Ntvnews.id, Jakarta - Meirizka Widjaja, ibu dari terpidana Ronald Tannur, menghadapi tuntutan hukuman empat tahun penjara serta denda sebesar Rp750 juta subsider enam bulan kurungan dalam kasus dugaan pemberian suap untuk pengondisian perkara anaknya pada tahun 2024.
Jaksa Penuntut Umum (JPU) Kejaksaan Agung, Nurachman Adikusumo, menyampaikan bahwa Meirizka diyakini telah memberikan suap kepada hakim Pengadilan Negeri Surabaya guna mempengaruhi hasil putusan dalam perkara yang menjerat Ronald.
"Kami menuntut agar terdakwa Meirizka dinyatakan terbukti secara sah dan meyakinkan bersalah melakukan tindak pidana korupsi secara bersama-sama memberikan suap, seperti diatur dalam dakwaan alternatif pertama," ujar jaksa dalam sidang pembacaan surat tuntutan di Pengadilan Tindak Pidana Korupsi (Tipikor) Jakarta, Rabu, 28 Mei 2025.
Berdasarkan tuntutan tersebut, Meirizka dianggap melanggar ketentuan Pasal 6 ayat (1) huruf a juncto Pasal 18 Undang-Undang Nomor 31 Tahun 1999 tentang Pemberantasan Tindak Pidana Korupsi, sebagaimana telah diubah dan ditambah dengan Undang-Undang Nomor 20 Tahun 2001 jo.
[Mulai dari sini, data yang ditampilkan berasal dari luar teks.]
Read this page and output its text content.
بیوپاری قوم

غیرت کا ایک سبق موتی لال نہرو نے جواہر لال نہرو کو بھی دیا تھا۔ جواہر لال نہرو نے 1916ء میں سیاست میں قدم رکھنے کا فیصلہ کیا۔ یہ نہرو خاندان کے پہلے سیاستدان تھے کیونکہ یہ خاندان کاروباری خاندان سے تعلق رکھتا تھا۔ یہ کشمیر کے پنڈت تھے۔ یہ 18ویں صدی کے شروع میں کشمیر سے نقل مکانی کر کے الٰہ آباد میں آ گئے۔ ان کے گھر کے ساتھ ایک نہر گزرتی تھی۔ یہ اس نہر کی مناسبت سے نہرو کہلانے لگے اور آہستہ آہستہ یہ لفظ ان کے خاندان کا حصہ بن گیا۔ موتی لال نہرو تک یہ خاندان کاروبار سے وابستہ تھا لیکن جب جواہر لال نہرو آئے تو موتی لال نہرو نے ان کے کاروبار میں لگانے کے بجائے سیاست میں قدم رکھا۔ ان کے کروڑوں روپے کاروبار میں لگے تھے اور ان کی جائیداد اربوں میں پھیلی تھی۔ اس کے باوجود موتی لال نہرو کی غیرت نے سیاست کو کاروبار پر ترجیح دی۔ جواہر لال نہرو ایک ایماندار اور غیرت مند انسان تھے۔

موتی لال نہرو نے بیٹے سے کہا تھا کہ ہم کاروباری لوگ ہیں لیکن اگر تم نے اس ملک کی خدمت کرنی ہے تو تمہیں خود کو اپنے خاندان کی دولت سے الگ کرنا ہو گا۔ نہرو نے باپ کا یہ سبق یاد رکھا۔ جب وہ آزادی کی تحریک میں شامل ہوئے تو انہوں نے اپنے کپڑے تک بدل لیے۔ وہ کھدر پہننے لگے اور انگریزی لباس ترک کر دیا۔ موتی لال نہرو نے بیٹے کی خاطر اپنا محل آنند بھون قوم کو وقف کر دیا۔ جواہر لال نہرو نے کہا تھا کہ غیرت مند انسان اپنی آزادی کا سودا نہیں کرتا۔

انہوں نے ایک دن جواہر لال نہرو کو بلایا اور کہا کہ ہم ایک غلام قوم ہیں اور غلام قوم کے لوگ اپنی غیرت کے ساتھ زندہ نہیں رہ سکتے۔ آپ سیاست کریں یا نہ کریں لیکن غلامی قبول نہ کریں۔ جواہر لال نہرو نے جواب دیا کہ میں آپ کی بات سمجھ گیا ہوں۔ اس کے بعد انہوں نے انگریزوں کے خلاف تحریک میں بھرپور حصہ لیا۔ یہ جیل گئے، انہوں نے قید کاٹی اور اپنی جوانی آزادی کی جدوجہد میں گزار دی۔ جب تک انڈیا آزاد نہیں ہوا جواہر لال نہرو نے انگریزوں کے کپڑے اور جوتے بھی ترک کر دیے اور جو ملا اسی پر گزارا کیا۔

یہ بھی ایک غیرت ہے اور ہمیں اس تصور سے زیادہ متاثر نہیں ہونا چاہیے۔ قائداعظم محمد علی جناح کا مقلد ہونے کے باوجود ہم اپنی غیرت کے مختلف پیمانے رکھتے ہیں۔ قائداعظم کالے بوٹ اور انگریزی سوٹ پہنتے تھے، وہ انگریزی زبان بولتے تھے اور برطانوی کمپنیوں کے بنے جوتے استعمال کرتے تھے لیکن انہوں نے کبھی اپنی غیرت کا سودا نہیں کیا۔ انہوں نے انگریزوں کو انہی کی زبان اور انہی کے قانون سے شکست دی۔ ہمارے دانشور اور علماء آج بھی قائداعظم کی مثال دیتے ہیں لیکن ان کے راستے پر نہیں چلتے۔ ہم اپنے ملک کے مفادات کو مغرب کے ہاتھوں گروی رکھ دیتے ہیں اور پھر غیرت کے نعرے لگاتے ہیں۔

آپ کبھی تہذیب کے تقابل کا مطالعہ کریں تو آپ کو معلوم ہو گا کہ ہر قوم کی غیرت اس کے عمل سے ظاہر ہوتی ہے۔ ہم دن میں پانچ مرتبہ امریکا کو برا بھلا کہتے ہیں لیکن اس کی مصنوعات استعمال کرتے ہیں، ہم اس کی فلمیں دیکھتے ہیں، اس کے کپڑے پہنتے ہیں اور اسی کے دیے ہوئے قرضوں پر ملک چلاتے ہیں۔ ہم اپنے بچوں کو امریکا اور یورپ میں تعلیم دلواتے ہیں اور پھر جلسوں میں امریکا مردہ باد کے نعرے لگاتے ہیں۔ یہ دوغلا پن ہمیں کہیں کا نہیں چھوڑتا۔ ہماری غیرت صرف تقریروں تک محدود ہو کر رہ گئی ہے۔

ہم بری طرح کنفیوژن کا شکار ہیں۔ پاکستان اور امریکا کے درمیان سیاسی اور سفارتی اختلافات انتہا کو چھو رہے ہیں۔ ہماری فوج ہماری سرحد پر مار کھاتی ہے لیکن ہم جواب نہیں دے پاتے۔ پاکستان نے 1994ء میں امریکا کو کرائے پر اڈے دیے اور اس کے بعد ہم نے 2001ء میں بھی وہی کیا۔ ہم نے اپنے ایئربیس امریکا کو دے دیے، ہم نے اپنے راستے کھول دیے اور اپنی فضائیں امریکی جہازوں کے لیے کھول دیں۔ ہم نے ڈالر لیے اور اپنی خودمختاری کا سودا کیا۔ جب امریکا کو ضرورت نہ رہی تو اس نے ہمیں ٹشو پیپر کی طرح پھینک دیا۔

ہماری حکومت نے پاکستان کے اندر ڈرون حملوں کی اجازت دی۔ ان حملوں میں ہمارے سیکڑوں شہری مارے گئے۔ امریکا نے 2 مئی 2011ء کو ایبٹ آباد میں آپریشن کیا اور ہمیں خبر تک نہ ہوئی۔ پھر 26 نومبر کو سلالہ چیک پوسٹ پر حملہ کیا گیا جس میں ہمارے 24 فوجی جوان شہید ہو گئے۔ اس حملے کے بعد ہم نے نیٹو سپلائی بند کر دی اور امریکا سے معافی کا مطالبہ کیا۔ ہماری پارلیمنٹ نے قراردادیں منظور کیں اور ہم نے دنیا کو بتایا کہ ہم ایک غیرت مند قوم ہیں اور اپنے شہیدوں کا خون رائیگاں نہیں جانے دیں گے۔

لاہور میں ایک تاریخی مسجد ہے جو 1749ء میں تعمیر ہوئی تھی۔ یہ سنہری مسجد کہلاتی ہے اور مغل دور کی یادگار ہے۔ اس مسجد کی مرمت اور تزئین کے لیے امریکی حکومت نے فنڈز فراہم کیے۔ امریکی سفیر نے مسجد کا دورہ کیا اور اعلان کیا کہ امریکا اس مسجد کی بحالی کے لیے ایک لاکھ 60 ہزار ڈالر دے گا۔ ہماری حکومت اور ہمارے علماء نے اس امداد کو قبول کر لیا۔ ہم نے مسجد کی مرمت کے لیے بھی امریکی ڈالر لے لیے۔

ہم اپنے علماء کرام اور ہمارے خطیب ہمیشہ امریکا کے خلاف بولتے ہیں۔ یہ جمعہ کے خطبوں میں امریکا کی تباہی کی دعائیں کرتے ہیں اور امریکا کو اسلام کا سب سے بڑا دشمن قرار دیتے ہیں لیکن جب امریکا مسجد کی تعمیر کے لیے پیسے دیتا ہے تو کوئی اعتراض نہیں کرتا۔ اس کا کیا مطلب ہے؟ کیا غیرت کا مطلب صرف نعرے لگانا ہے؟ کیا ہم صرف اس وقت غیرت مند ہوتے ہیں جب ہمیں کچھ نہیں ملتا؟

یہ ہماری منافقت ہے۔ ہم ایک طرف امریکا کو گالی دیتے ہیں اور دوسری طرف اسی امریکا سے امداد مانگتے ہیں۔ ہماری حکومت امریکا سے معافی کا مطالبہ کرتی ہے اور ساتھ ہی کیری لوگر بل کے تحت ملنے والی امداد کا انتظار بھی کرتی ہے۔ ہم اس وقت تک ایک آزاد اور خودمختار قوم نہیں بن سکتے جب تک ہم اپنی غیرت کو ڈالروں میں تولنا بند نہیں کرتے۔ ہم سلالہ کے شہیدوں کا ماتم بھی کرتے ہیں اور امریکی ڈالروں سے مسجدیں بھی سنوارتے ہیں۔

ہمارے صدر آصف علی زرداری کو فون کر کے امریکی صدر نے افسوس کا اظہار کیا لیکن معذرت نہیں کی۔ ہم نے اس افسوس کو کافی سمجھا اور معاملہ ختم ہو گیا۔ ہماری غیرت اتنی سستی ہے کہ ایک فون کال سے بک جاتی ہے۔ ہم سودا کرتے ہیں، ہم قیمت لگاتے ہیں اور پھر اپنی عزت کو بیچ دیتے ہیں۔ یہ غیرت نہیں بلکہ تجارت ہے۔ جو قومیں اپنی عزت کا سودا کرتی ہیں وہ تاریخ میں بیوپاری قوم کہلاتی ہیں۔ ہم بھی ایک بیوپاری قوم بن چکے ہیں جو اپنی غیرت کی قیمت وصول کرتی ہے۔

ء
Pasal 55 ayat (1) ke-1 KUHP.
Sebelum menjatuhkan tuntutan, JPU mempertimbangkan sejumlah hal yang memberatkan maupun meringankan. Salah satu faktor pemberat adalah tindakan Meirizka yang dinilai bertentangan dengan upaya pemerintah dalam menciptakan pemerintahan yang bersih dari praktik korupsi, kolusi, dan nepotisme.
"Sementara hal meringankan yang dipertimbangkan sebelum menjatuhkan tuntutan, yaitu terdakwa belum pernah dihukum dan bersikap sopan di persidangan," ungkap JPU lebih lanjut.
Dalam perkara ini, Meirizka disebut telah memberikan suap kepada tiga hakim di Pengadilan Negeri Surabaya dengan total nilai Rp4,67 miliar. Uang tersebut terdiri dari tunai sebesar Rp1 miliar serta 308 ribu dolar Singapura, yang bila dikonversi dengan kurs Rp11.900 per dolar Singapura, setara dengan Rp3,67 miliar.
Tindakan itu dilakukan dengan tujuan agar majelis hakim memberikan putusan bebas terhadap Ronald Tannur. Dengan demikian, Meirizka terancam dijerat dengan Pasal 6 ayat (1) huruf a atau Pasal 5 ayat (1) huruf a jo. Pasal 18 Undang-Undang Pemberantasan Tindak Pidana Korupsi jo. Pasal 55 ayat (1) ke-1 KUHP.